Richard Krafft-Ebing was a pioneer in the field of sexual psychopathology. He wrote the first-ever series of case studies of deviant sexual behavior, Psychopathia Sexualis, and was also a well-respected forensic psychologist.
Krafft-Ebing was born in Mannheim and educated at the University of Heidleberg in Germany. He was appointed professor of psychiatry at the University of Strasbourg at the relatively young age of 32. A year later he was appointed the director of the Feldhof Asylum near Graz, Austria, and from 1892 until his death he was the head of the psychiatry department at the University of Vienna.
Early in his career, Krafft-Ebing focused his work on the study of sexual behavior, a new field at that time. In 1886 he published Psychopathia Sexualis, a collection of 238 case histories of what he called "sexually abnormal people." It was in this book that the terms "sadism" and "masochism" were first used, the former to refer to behavior where sexual pleasure is associated with physical cruelty to the partner; and the latter in respect to the association of sexual pleasure with humiliation or abuse. "Sadism" was coined in honor of the Marquis de Sade, and "masochism" comes from the name of Leopold von Sacher-Masoch, a well-known novelist of the time who was said to enjoy being humiliated by women.
Psychopathia Sexualis also contains the firstever classification of sexual behaviors, and was the first work to discuss subjects such as fetishism, exhibitionism, homosexuality, pedophilia, and autoerotism. Krafft-Ebing was also one of the first psychologists to advance the belief that sexual orientation is biologically based, as opposed to a matter of choice. The book was a huge success in the academic community and Krafft-Ebing added to and edited it 12 times over the years. The final version was completed in 1906, four years after his death. His ideas also unleashed a flood of interest in the examination of sexual behavior, and soon many studies appeared on the subject throughout Europe, and in Germany in particular. Krafft-Ebing's work was also widely read by the public, many of whom adopted it as a work of popular pornography. Psychopathia Sexualis is still in print and is still used today, though some of Krafft-Ebing's ideas are now disputed.
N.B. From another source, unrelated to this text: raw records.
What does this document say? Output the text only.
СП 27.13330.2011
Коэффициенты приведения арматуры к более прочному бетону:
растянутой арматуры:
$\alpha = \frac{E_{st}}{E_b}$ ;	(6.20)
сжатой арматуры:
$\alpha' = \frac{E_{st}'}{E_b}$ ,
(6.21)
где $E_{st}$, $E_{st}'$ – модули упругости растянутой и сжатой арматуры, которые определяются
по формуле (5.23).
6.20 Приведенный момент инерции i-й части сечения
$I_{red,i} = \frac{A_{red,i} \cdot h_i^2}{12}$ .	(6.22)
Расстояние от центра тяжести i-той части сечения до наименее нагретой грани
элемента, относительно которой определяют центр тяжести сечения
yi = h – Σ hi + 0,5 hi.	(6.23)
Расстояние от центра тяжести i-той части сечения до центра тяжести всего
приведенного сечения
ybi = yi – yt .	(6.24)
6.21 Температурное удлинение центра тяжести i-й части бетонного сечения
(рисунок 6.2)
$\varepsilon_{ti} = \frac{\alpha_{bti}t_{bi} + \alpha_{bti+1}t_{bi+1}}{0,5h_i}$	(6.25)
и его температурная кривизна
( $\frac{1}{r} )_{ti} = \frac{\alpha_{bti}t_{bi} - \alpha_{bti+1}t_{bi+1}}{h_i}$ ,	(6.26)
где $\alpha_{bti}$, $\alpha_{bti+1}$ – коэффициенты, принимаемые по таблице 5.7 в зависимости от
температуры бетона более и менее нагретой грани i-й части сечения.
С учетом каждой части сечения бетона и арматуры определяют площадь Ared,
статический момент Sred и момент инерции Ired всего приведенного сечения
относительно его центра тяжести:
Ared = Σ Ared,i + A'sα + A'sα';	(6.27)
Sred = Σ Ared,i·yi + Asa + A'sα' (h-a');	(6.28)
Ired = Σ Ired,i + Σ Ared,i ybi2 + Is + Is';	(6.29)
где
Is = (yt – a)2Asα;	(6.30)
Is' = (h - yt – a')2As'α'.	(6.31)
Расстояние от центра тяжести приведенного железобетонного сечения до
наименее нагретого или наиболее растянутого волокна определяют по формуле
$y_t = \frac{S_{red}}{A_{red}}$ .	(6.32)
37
Though Krafft-Ebing is best known for beginning the study of sexual behavior, his work in psychiatry, criminology, and forensic psychopathology also helped advance psychology as a clinical science. He was also a forensic psychologist who investigated the legal and genetic aspects of criminal behavior and was often consulted by the courts as an expert witness. In addition, he made early discoveries about such neurological conditions as epilepsy, and found a relationship between syphilis and general paralysis. He investigated paranoia and was an early proponent of the use of hypnotism as a form of psychotherapy and a way of treating the mentally ill.
Krafft-Ebing continued to research and teach at the University of Austria until his death. He died in 1902 in Mariagrun, Austria.